Foto de Diego Covarrubias. Conoce su trabajo aquí

Foto de Diego Covarrubias. Conoce su trabajo aquí

Cuando nos encontramos los tres en la reunión, una repisa ancha y cómoda que nos permitió sentarnos tuvimos que tomar una decisión. Las cordadas que iban arriba de nosotros iban a un paso sumamente lento. Así que después de este punto volvimos a improvisar y continuamos nuestro ascenso por una ruta aledaña llamada Off the Couch, que comparte los dos primeros largos con Satori. Nos faltaban aún cinco largos de escalada sostenida, técnica y un poco expuesta. Intenté puntear nuevamente el quinto largo, un 5.10b que se veía interesante y fue aquí donde volví a perder la batalla conmigo misma. Tras bajar nuevamente a la reunión no pude evitar sentir una mezcla de enojo y frustración. La historia se repite si no cambiamos nuestros patrones, si no tomamos las riendas y se las dejamos a la mente. Camino a la cima intenté respirar como si me encontrara meditando en el zafu de mi cuarto, con desesperación intenté encontrar la estabilidad y las agallas que había perdido. Llegué derrotada física y emocionalmente pero una vez más me consoló la vista que nos regalaba aquella montaña, sin duda alguna ese paisaje acababa de superar el del primer día. Una vez más me sentí agradecida de estar ahí colgada, de sentirme más viva que nunca junto con dos personas que me motivaron y que aguantaron mi humor a ratos truculento.

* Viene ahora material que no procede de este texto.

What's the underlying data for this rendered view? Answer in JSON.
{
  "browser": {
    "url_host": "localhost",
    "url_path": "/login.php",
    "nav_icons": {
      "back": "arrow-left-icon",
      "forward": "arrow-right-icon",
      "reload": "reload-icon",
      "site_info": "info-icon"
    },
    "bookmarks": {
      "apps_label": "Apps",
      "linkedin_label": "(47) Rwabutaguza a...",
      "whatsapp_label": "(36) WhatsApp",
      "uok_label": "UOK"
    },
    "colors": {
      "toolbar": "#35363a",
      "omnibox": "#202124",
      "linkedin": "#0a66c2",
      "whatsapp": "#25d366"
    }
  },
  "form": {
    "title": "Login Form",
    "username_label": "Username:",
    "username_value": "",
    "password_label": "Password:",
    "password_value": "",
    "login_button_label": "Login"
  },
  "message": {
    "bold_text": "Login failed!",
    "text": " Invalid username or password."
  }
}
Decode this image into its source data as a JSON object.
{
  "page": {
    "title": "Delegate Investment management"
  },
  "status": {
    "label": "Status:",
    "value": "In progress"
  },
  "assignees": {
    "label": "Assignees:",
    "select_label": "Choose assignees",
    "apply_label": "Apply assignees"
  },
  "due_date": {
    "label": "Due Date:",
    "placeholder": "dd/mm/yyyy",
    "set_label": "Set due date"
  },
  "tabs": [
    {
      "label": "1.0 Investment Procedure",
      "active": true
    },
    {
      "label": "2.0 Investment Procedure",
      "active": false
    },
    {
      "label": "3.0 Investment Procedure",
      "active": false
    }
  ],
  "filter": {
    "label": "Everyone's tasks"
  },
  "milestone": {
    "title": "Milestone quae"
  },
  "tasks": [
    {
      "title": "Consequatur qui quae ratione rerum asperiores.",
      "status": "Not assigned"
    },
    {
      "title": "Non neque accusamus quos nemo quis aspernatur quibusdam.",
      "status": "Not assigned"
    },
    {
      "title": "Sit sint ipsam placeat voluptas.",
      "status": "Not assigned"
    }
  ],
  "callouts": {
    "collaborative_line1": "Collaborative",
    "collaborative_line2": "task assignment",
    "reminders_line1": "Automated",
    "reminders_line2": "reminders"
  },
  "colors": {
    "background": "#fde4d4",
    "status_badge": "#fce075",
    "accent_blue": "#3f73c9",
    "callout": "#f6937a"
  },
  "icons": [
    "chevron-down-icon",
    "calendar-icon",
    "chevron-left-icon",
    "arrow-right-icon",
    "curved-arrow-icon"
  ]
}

La realidad es que no nos queda nada más que ser atrevidos allá afuera, intentar vencer nuestros miedos, tenernos paciencia mientras trabajamos en alcanzar nuestra mejor versión y sobre todo ser agradecidos por tener un día más para hacer lo que más nos gusta. Sé que volveré pronto a El Potrero Chico y que puntearé los dieces necesarios para convencerme de puedo.